Pre-crisis, MIT was building a platform called “digital credentials wallets” for refugees gathering skills while crossing geographies. This builds upon trends for personalized learning/un-learning/re-learning, where, having gained a secondary school foundation, an individual’s future could defy traditional degrees and single-institution boundaries by exploring project and interest-based learning. As extreme as such remaking appears, individual path-making is germane as campuses evaluate their long-term relevance. To develop academic and fiscal resilience, institutions are challenged to actively experiment, adapt, stake new partnerships and embrace a “permanent beta state”; mirroring advice graduates have been receiving for years.

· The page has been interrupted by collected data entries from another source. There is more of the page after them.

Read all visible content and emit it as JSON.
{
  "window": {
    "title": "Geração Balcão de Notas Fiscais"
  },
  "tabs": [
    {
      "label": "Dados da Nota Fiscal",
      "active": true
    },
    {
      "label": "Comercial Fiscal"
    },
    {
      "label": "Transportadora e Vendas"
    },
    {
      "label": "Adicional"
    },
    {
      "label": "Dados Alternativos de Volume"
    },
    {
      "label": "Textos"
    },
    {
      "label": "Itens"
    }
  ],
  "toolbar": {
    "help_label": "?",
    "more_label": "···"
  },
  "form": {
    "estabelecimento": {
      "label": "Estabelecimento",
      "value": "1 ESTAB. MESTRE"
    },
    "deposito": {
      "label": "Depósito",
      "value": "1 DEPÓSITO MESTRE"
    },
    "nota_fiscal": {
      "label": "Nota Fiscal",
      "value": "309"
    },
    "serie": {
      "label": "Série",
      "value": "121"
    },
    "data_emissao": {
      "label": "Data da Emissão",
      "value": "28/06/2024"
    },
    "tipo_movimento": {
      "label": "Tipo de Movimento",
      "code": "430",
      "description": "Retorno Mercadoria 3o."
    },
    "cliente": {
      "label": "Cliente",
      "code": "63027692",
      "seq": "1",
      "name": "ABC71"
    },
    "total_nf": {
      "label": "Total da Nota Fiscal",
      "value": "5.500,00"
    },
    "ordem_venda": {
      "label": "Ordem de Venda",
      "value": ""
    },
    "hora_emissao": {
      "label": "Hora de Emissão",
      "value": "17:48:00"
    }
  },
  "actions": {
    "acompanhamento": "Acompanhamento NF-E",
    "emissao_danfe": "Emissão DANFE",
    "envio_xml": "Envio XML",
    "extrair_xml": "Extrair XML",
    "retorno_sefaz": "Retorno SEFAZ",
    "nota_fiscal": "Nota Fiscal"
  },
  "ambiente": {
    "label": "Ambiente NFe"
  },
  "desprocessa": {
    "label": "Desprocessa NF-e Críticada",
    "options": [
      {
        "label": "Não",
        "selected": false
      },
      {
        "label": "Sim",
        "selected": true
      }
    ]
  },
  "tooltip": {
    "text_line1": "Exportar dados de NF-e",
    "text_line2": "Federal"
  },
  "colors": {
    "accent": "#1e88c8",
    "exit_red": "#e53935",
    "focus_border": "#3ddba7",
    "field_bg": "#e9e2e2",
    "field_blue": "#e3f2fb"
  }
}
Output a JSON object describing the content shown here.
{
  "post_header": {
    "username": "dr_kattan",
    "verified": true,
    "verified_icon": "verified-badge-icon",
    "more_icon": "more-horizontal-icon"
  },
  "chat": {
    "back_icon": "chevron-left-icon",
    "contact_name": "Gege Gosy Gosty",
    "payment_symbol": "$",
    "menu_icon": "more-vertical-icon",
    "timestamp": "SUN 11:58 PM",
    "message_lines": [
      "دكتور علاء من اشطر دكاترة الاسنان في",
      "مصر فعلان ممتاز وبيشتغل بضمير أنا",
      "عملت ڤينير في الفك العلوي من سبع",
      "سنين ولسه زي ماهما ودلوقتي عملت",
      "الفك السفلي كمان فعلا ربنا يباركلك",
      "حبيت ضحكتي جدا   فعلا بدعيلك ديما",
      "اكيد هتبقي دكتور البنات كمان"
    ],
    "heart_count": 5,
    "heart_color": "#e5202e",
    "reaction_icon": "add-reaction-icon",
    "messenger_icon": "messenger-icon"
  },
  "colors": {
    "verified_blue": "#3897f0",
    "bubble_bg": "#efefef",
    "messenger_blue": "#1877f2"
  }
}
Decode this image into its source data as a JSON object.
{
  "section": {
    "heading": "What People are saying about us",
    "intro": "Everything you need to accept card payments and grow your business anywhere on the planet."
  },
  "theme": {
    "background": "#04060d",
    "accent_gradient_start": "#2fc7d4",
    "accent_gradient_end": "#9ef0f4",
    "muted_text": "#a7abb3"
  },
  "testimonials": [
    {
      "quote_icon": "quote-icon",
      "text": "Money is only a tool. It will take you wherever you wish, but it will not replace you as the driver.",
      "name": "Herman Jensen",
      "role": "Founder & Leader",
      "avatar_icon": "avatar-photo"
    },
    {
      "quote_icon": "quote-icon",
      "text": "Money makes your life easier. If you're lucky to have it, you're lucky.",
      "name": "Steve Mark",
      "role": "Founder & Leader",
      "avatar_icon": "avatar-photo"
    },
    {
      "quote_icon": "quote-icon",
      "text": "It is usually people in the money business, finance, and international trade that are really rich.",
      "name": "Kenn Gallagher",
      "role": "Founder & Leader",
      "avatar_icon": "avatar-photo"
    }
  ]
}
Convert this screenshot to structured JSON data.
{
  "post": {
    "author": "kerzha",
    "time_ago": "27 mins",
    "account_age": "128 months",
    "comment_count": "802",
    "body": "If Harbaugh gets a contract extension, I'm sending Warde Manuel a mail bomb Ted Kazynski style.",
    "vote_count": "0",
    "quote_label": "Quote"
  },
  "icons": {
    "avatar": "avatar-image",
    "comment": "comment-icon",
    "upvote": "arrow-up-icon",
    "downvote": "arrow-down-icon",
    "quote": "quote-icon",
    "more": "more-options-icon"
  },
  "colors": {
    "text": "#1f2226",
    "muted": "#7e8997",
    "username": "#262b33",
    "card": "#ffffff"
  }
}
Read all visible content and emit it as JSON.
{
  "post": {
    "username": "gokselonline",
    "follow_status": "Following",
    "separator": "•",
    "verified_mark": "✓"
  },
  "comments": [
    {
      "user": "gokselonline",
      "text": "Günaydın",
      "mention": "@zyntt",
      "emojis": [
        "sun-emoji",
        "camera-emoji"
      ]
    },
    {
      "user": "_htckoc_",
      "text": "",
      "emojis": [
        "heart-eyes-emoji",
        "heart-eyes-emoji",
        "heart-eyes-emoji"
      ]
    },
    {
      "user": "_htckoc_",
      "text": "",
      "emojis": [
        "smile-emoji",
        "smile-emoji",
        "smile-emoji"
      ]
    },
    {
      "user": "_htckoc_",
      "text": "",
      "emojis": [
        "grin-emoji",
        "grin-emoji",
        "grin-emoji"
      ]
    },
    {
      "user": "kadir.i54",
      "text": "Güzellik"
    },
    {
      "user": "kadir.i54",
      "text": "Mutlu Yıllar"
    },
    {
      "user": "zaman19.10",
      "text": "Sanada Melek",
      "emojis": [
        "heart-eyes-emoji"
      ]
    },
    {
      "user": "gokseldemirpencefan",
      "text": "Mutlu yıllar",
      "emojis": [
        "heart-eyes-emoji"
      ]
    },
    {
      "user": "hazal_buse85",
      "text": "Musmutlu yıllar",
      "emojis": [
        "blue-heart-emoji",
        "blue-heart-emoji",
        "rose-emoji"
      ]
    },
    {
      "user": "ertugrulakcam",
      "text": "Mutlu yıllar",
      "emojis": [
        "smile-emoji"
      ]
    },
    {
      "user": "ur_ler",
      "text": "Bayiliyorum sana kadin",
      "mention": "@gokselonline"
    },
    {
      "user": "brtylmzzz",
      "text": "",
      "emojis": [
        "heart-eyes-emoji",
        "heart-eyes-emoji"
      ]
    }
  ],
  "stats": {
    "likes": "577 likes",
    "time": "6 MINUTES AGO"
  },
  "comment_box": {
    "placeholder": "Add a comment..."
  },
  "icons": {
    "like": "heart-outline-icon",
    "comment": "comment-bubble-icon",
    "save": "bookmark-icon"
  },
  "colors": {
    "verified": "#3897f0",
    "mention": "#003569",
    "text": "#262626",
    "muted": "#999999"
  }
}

At a time of profound change, the foundation of predictable 4-year degree programs returns to the center of debate. It is acknowledged that post-secondary education prepares graduates for unknown futures by imparting a growth mindset, critical thinking skills and risk-taking, regardless of discipline. Yet the old order of degrees as socio-cultural currency framing life persists, even though graduates will “pivot” their professional identities multiple times over. While aiming not to commodify education, models for career redefinition emerge – multi-year university “subscriptions”, competency-based learning and “unbundling of traditional programs” to grow access. Free of singular entities, innovation clusters spanning universities and industry are shaping permeable networks of learning and research based upon the shared interests of participants. The post-secondary learning landscape is indeed ripe for transformation.

Ambitious ideas are imperative at this global inflection point, and post-COVID, may hasten to broader fruition. The notion of design creating stable, 50-year spaces responsive to anticipated needs has already shifted with changes in education over the past decade. Forward-looking schools are reimagining campuses as a series of agile, multifunctional spaces with robust, scalable, flexible, tech-enabled infrastructure which can be refashioned owing to sequential or disruptive changes. This will now expand to include variation in occupancy and rules of habitation, based on public health and big-weather events. Soon this conceptual approach will not be unconventional enough to proclaim itself the “campus of the future”; possible futures assumed to be 10-15 years away are here now and becoming the new normal.